Acórdão nº 0111138 de Court of Appeal of Porto (Portugal), 10 de Abril de 2002
Magistrado Responsável | FRANCISCO MARCOLINO |
Data da Resolução | 10 de Abril de 2002 |
Emissor | Court of Appeal of Porto (Portugal) |
Acordam no Tribunal da Relação do Porto Nos autos de processo comum singular n.º ../.., do -º Juízo, -ª Secção, do Tribunal Judicial de....., mediante acusação do M.º P.º, foi o arguido Manuel....., nascido a 25.03.1951, na freguesia de....., ....., filho de José..... e de Glória....., casado, residente na Rua....., ....., julgado pela prática, em autoria material, de um crime de homicídio por negligência grosseira previsto e punido pelo artº 137º n.º 1 e 2 do Código Penal, em concurso efectivo com um crime de condução perigosa de veículo rodoviário, previsto e punido pelo artº 291º nº 1 a) e b) e de uma contra-ordenação prevista e punida, à data da prática dos factos, pelos artº 38º e 148º alínea j) do CE, e actualmente pelos artº 38º e 146º alínea j) do Código da Estrada e 69º do CP.

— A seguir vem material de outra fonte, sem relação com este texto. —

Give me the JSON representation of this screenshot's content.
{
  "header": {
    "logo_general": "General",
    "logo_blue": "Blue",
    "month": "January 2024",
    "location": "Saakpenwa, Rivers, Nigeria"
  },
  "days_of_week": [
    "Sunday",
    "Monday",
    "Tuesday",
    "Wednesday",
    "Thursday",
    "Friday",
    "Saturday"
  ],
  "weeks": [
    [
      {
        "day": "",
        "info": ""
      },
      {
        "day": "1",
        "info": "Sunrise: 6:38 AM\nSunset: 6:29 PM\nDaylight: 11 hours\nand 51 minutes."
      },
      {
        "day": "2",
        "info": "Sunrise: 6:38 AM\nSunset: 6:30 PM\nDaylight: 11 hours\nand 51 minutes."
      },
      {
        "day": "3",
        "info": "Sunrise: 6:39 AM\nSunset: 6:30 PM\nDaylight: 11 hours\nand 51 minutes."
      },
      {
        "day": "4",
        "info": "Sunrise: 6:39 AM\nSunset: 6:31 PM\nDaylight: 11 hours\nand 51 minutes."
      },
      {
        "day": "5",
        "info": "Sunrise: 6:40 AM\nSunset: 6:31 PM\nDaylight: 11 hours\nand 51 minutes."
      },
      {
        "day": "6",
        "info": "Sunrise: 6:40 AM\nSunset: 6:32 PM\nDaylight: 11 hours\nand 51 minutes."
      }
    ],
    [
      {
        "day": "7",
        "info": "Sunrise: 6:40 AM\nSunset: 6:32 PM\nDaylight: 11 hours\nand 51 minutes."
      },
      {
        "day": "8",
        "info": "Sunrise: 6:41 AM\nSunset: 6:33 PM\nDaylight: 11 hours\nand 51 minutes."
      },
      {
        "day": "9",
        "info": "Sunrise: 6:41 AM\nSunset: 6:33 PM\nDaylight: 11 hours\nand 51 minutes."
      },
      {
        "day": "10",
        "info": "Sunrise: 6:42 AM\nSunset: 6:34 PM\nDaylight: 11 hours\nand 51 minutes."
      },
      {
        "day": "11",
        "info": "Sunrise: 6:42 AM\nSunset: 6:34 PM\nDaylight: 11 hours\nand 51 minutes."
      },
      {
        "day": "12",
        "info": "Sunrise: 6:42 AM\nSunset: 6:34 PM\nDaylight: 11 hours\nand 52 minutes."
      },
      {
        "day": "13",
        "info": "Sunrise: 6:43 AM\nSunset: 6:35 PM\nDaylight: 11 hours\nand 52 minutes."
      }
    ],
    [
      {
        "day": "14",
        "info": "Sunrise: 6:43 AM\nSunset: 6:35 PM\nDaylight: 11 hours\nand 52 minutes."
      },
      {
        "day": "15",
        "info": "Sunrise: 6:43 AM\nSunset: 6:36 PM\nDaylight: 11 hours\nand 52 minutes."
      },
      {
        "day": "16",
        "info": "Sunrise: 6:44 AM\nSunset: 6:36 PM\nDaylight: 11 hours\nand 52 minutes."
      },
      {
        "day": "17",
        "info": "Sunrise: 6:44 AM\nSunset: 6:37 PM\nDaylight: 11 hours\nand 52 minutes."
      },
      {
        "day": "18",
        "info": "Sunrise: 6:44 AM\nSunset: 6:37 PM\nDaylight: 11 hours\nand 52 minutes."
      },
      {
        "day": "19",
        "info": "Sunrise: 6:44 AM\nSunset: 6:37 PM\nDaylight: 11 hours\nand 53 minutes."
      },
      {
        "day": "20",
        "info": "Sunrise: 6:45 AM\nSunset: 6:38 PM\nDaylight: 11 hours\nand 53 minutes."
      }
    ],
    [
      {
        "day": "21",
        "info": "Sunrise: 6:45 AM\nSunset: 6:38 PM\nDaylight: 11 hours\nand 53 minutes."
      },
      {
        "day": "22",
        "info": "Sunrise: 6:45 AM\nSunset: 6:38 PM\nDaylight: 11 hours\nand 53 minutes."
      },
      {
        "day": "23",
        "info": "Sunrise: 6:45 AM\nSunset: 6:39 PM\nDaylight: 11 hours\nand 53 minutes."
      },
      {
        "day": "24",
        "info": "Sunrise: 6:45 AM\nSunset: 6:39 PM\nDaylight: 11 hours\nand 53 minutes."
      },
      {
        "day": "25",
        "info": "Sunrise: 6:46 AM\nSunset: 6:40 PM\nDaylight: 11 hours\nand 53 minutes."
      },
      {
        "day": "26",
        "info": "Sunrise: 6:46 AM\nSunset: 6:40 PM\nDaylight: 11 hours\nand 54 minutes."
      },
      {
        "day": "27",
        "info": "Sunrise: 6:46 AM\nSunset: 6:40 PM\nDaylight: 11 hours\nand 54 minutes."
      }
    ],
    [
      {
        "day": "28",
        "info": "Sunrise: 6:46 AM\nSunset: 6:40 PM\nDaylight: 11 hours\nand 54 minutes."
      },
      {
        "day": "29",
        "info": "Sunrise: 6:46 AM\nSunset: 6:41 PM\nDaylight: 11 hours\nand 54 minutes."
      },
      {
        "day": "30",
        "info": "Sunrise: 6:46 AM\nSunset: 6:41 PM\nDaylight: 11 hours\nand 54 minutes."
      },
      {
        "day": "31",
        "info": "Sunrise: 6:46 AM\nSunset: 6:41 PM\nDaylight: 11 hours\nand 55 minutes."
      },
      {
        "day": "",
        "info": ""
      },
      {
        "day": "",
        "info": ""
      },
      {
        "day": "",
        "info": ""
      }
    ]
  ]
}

A final foi proferida sentença, que assim decidiu: 1. Condenou o arguido, pela prática de um crime condução perigosa de veículo rodoviário, p. e p. pelo artº 291 nº 2 do C.P., na pena de dois meses de prisão; 2. Condenou-o, pela prática de um crime de homicídio negligente, p. e p. pelo artº 137 nº 2 do C.P. na pena de onze meses de prisão.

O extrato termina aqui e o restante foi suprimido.